Banks are usually seen as secure places. To keep your money safe, you put it in a bank. We place our live savings and our salaries go first in the bank. Many people do not trust the stockmarket or know much about the bondmarket. However, they readily keep their money and trust ‘their bank.’
Hence, the idea that the money you keep at a bank is ‘at risk’ and banks fail is deeply unsettling. Yet, bank failures do occur, even in the best governed, richest of places like the USA and Europe. Recently, Silicon Valley Bank (SVB), the 16th largest bank in the USA with of assets of over $209bn went under. This bank focused on doing business with technology companies and venture capitalists. The meltdown of the bank occurred after news went viral about the bank facing a lot of mark-to-market losses on the older US Treasury bonds it held on its books. The US Central Bank has been raising interest rates to combat inflation. Hence, old treasury bonds that pay lesser interest rates are less valuable than the current high-rate treasuries, leading to losses for SVB.
They bank also borrowed money on a short-term tenure basis, and invested it in longer-term, higher interest rates. This is called a taking on a duration-risk as your borrowing and lending time frames are mismatched. In the current environment, short-term rates have gone higher, while the long-term rates are lower (also known as an inverted yield curve), again causing losses for SVB.

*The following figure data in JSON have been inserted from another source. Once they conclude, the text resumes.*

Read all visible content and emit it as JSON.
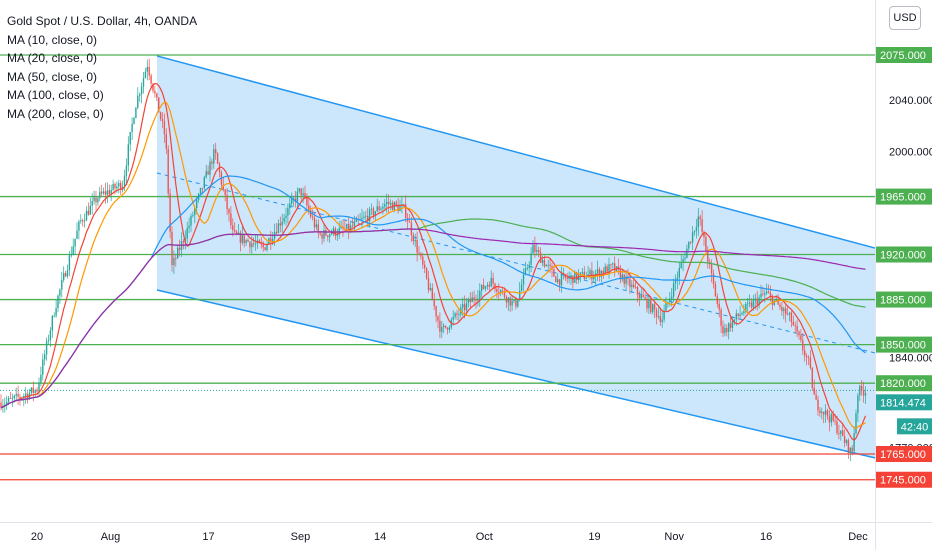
{
  "header": {
    "symbol_title": "Gold Spot / U.S. Dollar, 4h, OANDA",
    "indicators": [
      "MA (10, close, 0)",
      "MA (20, close, 0)",
      "MA (50, close, 0)",
      "MA (100, close, 0)",
      "MA (200, close, 0)"
    ],
    "currency_button": "USD"
  },
  "colors": {
    "up_candle": "#26a69a",
    "down_candle": "#ef5350",
    "channel_fill": "#bbdefb",
    "channel_line": "#2196f3",
    "level_green": "#4caf50",
    "level_red": "#f44336",
    "ma10": "#f44336",
    "ma20": "#ff9800",
    "ma50": "#2196f3",
    "ma100": "#4caf50",
    "ma200": "#9c27b0"
  },
  "chart_data": {
    "type": "candlestick",
    "ylim": [
      1760,
      2098
    ],
    "y_ticks": [
      1770,
      1840,
      2000,
      2040
    ],
    "x_ticks": [
      "20",
      "Aug",
      "17",
      "Sep",
      "14",
      "Oct",
      "19",
      "Nov",
      "16",
      "Dec"
    ],
    "support_resistance_levels": [
      {
        "label": "2075.000",
        "value": 2075.0,
        "color": "green"
      },
      {
        "label": "1965.000",
        "value": 1965.0,
        "color": "green"
      },
      {
        "label": "1920.000",
        "value": 1920.0,
        "color": "green"
      },
      {
        "label": "1885.000",
        "value": 1885.0,
        "color": "green"
      },
      {
        "label": "1850.000",
        "value": 1850.0,
        "color": "green"
      },
      {
        "label": "1820.000",
        "value": 1820.0,
        "color": "green"
      },
      {
        "label": "1765.000",
        "value": 1765.0,
        "color": "red"
      },
      {
        "label": "1745.000",
        "value": 1745.0,
        "color": "red"
      }
    ],
    "current_price": {
      "label": "1814.474",
      "value": 1814.474
    },
    "countdown": "42:40",
    "descending_channel": {
      "upper_start": {
        "x": "Aug",
        "y": 2075
      },
      "upper_end": {
        "x": "Dec",
        "y": 1925
      },
      "lower_start": {
        "x": "Aug",
        "y": 1893
      },
      "lower_end": {
        "x": "Dec",
        "y": 1764
      }
    },
    "price_path": [
      {
        "t": "Jul 15",
        "close": 1805
      },
      {
        "t": "Jul 20",
        "close": 1815
      },
      {
        "t": "Jul 23",
        "close": 1880
      },
      {
        "t": "Jul 27",
        "close": 1945
      },
      {
        "t": "Jul 30",
        "close": 1965
      },
      {
        "t": "Aug 3",
        "close": 1975
      },
      {
        "t": "Aug 5",
        "close": 2035
      },
      {
        "t": "Aug 7",
        "close": 2068
      },
      {
        "t": "Aug 10",
        "close": 2010
      },
      {
        "t": "Aug 11",
        "close": 1910
      },
      {
        "t": "Aug 14",
        "close": 1945
      },
      {
        "t": "Aug 18",
        "close": 2000
      },
      {
        "t": "Aug 21",
        "close": 1935
      },
      {
        "t": "Aug 26",
        "close": 1925
      },
      {
        "t": "Sep 1",
        "close": 1970
      },
      {
        "t": "Sep 4",
        "close": 1935
      },
      {
        "t": "Sep 9",
        "close": 1940
      },
      {
        "t": "Sep 15",
        "close": 1960
      },
      {
        "t": "Sep 18",
        "close": 1955
      },
      {
        "t": "Sep 21",
        "close": 1910
      },
      {
        "t": "Sep 24",
        "close": 1860
      },
      {
        "t": "Sep 28",
        "close": 1880
      },
      {
        "t": "Oct 2",
        "close": 1900
      },
      {
        "t": "Oct 6",
        "close": 1880
      },
      {
        "t": "Oct 9",
        "close": 1925
      },
      {
        "t": "Oct 13",
        "close": 1900
      },
      {
        "t": "Oct 19",
        "close": 1905
      },
      {
        "t": "Oct 22",
        "close": 1910
      },
      {
        "t": "Oct 28",
        "close": 1880
      },
      {
        "t": "Oct 30",
        "close": 1870
      },
      {
        "t": "Nov 5",
        "close": 1950
      },
      {
        "t": "Nov 9",
        "close": 1860
      },
      {
        "t": "Nov 12",
        "close": 1875
      },
      {
        "t": "Nov 16",
        "close": 1890
      },
      {
        "t": "Nov 20",
        "close": 1870
      },
      {
        "t": "Nov 23",
        "close": 1835
      },
      {
        "t": "Nov 24",
        "close": 1805
      },
      {
        "t": "Nov 27",
        "close": 1790
      },
      {
        "t": "Nov 30",
        "close": 1765
      },
      {
        "t": "Dec 1",
        "close": 1814
      }
    ]
  }
}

While typically banks fail due to credit risk – where companies who borrowed from the bank can’t repay the loan. In the 2008 sub-prime mortgage crisis, we had defaulting home-owners. This time the reason was different. It was rising interest rates and duration risk.

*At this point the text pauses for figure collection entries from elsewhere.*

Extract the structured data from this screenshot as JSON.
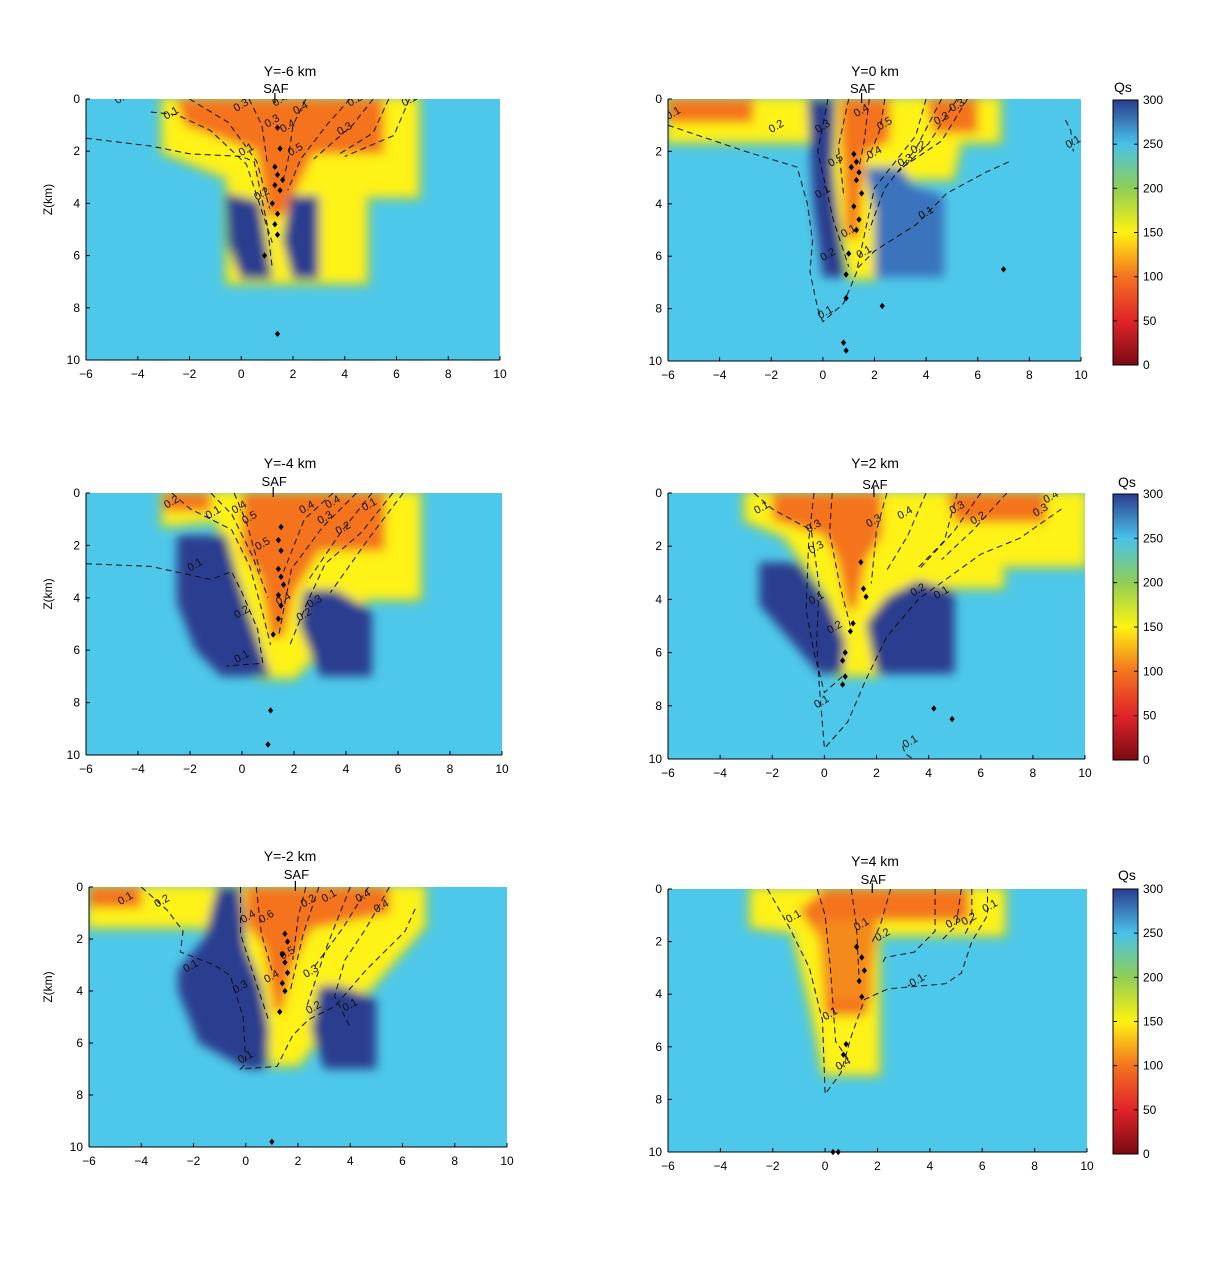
{
  "figure": {
    "colorbar_label": "Qs",
    "colorbar_ticks": [
      "0",
      "50",
      "100",
      "150",
      "200",
      "250",
      "300"
    ],
    "colorbar_colors": [
      "#7a0a12",
      "#e0242a",
      "#f4731f",
      "#fef212",
      "#8fce55",
      "#49c2ea",
      "#2b3d8f"
    ],
    "background_color": "#4ec8ea",
    "contour_label_text": [
      "0.1",
      "0.2",
      "0.3",
      "0.4",
      "0.5"
    ]
  },
  "chart_data": [
    {
      "type": "heatmap",
      "title": "Y=-6 km",
      "fault_label": "SAF",
      "ylabel": "Z(km)",
      "xlim": [
        -6,
        10
      ],
      "ylim": [
        10,
        0
      ],
      "xticks": [
        -6,
        -4,
        -2,
        0,
        2,
        4,
        6,
        8,
        10
      ],
      "yticks": [
        0,
        2,
        4,
        6,
        8,
        10
      ],
      "fault_x": 1.3,
      "events": [
        [
          1.4,
          1.1
        ],
        [
          1.5,
          1.9
        ],
        [
          1.3,
          2.6
        ],
        [
          1.4,
          2.9
        ],
        [
          1.6,
          3.1
        ],
        [
          1.3,
          3.3
        ],
        [
          1.5,
          3.5
        ],
        [
          1.2,
          4.0
        ],
        [
          1.4,
          4.4
        ],
        [
          1.3,
          4.8
        ],
        [
          1.4,
          5.2
        ],
        [
          0.9,
          6.0
        ],
        [
          1.4,
          9.0
        ]
      ]
    },
    {
      "type": "heatmap",
      "title": "Y=0 km",
      "fault_label": "SAF",
      "ylabel": "",
      "xlim": [
        -6,
        10
      ],
      "ylim": [
        10,
        0
      ],
      "xticks": [
        -6,
        -4,
        -2,
        0,
        2,
        4,
        6,
        8,
        10
      ],
      "yticks": [
        0,
        2,
        4,
        6,
        8,
        10
      ],
      "fault_x": 1.5,
      "events": [
        [
          1.2,
          2.1
        ],
        [
          1.3,
          2.4
        ],
        [
          1.1,
          2.6
        ],
        [
          1.4,
          2.8
        ],
        [
          1.3,
          3.1
        ],
        [
          1.5,
          3.6
        ],
        [
          1.2,
          4.1
        ],
        [
          1.4,
          4.6
        ],
        [
          1.3,
          5.0
        ],
        [
          1.0,
          5.9
        ],
        [
          0.9,
          6.7
        ],
        [
          0.9,
          7.6
        ],
        [
          2.3,
          7.9
        ],
        [
          7.0,
          6.5
        ],
        [
          0.8,
          9.3
        ],
        [
          0.9,
          9.6
        ]
      ]
    },
    {
      "type": "heatmap",
      "title": "Y=-4 km",
      "fault_label": "SAF",
      "ylabel": "Z(km)",
      "xlim": [
        -6,
        10
      ],
      "ylim": [
        10,
        0
      ],
      "xticks": [
        -6,
        -4,
        -2,
        0,
        2,
        4,
        6,
        8,
        10
      ],
      "yticks": [
        0,
        2,
        4,
        6,
        8,
        10
      ],
      "fault_x": 1.2,
      "events": [
        [
          1.5,
          1.3
        ],
        [
          1.4,
          1.8
        ],
        [
          1.5,
          2.2
        ],
        [
          1.4,
          2.9
        ],
        [
          1.5,
          3.2
        ],
        [
          1.6,
          3.5
        ],
        [
          1.4,
          3.9
        ],
        [
          1.5,
          4.3
        ],
        [
          1.4,
          4.8
        ],
        [
          1.2,
          5.4
        ],
        [
          1.1,
          8.3
        ],
        [
          1.0,
          9.6
        ]
      ]
    },
    {
      "type": "heatmap",
      "title": "Y=2 km",
      "fault_label": "SAF",
      "ylabel": "",
      "xlim": [
        -6,
        10
      ],
      "ylim": [
        10,
        0
      ],
      "xticks": [
        -6,
        -4,
        -2,
        0,
        2,
        4,
        6,
        8,
        10
      ],
      "yticks": [
        0,
        2,
        4,
        6,
        8,
        10
      ],
      "fault_x": 1.9,
      "events": [
        [
          1.4,
          2.6
        ],
        [
          1.5,
          3.6
        ],
        [
          1.6,
          3.9
        ],
        [
          1.1,
          4.9
        ],
        [
          1.0,
          5.2
        ],
        [
          0.8,
          6.0
        ],
        [
          0.7,
          6.3
        ],
        [
          0.8,
          6.9
        ],
        [
          0.7,
          7.2
        ],
        [
          4.2,
          8.1
        ],
        [
          4.9,
          8.5
        ]
      ]
    },
    {
      "type": "heatmap",
      "title": "Y=-2 km",
      "fault_label": "SAF",
      "ylabel": "Z(km)",
      "xlim": [
        -6,
        10
      ],
      "ylim": [
        10,
        0
      ],
      "xticks": [
        -6,
        -4,
        -2,
        0,
        2,
        4,
        6,
        8,
        10
      ],
      "yticks": [
        0,
        2,
        4,
        6,
        8,
        10
      ],
      "fault_x": 1.9,
      "events": [
        [
          1.5,
          1.8
        ],
        [
          1.6,
          2.1
        ],
        [
          1.4,
          2.6
        ],
        [
          1.5,
          2.9
        ],
        [
          1.6,
          3.3
        ],
        [
          1.4,
          3.7
        ],
        [
          1.5,
          4.0
        ],
        [
          1.3,
          4.8
        ],
        [
          1.0,
          9.8
        ]
      ]
    },
    {
      "type": "heatmap",
      "title": "Y=4 km",
      "fault_label": "SAF",
      "ylabel": "",
      "xlim": [
        -6,
        10
      ],
      "ylim": [
        10,
        0
      ],
      "xticks": [
        -6,
        -4,
        -2,
        0,
        2,
        4,
        6,
        8,
        10
      ],
      "yticks": [
        0,
        2,
        4,
        6,
        8,
        10
      ],
      "fault_x": 1.8,
      "events": [
        [
          1.2,
          2.2
        ],
        [
          1.4,
          2.6
        ],
        [
          1.5,
          3.1
        ],
        [
          1.3,
          3.5
        ],
        [
          1.4,
          4.1
        ],
        [
          0.8,
          5.9
        ],
        [
          0.7,
          6.3
        ],
        [
          0.3,
          10.0
        ],
        [
          0.5,
          10.0
        ]
      ]
    }
  ]
}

This tells us something about a banking crisis – each time it is different. Experts say the current regulatory stress-tests in the US would not have detected anything wrong with SVB. The focus of regulations on banks is usually to check credit quality and ensure there is enough equity capital. Duration risk and interest rate risks are not monitored as much.
Making things worse is the speed at which is news travels these days. We live in times where we know which celebrity delivered a baby to which bank is having trouble, all in a matter of hours, if not minutes. As bad news about SVB spread, a panic ensued. Depositors rushed to the bank to withdraw their savings. No bank in the world, no matter how safe, how regulated, can survive a run on the bank where depositors just want to get out. Eventually, the US government had to calm nerves and guarantee all deposits. The crisis at SVB would have spread to other US banks, particularly the smaller regional ones, if the government had not stepped in.
In Europe as well, Credit Suisse, a Swiss financial institution in business since the last 156 years collapsed. Here too, UBS, another big Swiss bank had to take over Credit Suisse for a tiny fraction of the price ($2bn value, whereas Credit Suisse was valued at nearly $300bn in 2007). The Swiss government has agreed to provide capital and protect UBS from losses as well. For if big banks fail, they can have a massive impact on the economy. They take down many other businesses and other banks as well.
India is currently shielded from these two crises. The problems at SVB or Credit Suisse do not hit our shores as much. We are not so internationally integrated yet (although we are becoming more so). However, we do have a banking sector, which carries the same risks. We have been passing several regulations in the past decade to keep our banks credit quality and capitalization in check. However, we need to focus more on certain other risks not connected to credit – interest rates, duration risk and exposure to market instruments which can go up or down in value. We need have regulatory stress tests tosee the current level of duration mismatch, mark-to-market exposure and interest rate sensitivity.
We also need to account for ‘sudden panic’ situations, where some bad news about a bank’s losses spreads like wildfire, leading to massive withdrawals and a run on the bank. The banks need to have a clear communication policy in such a scenario. The government too can force banks to create a common consortium fund, to provide to any of their member banks as emergency funding should there be a sudden run on the bank.
The banking crisis in the USA is and Europe a demonstration of some unusual, uncommon risks in all banking systems. As India’s economy grows further, we will have a much larger banking sector. We must regulate and monitor all kinds of risks so an SVB type situation does not happen here, or at least is well managed when it does.
To bank on someone means to count on someone as reliable and trustworthy. When banks themselves become shaky and can’t be ‘banked upon,’ it affects the reliability and trustworthiness of the entire economy.
Let’s keep the Indian economy safe. Let’s keep our banks safe.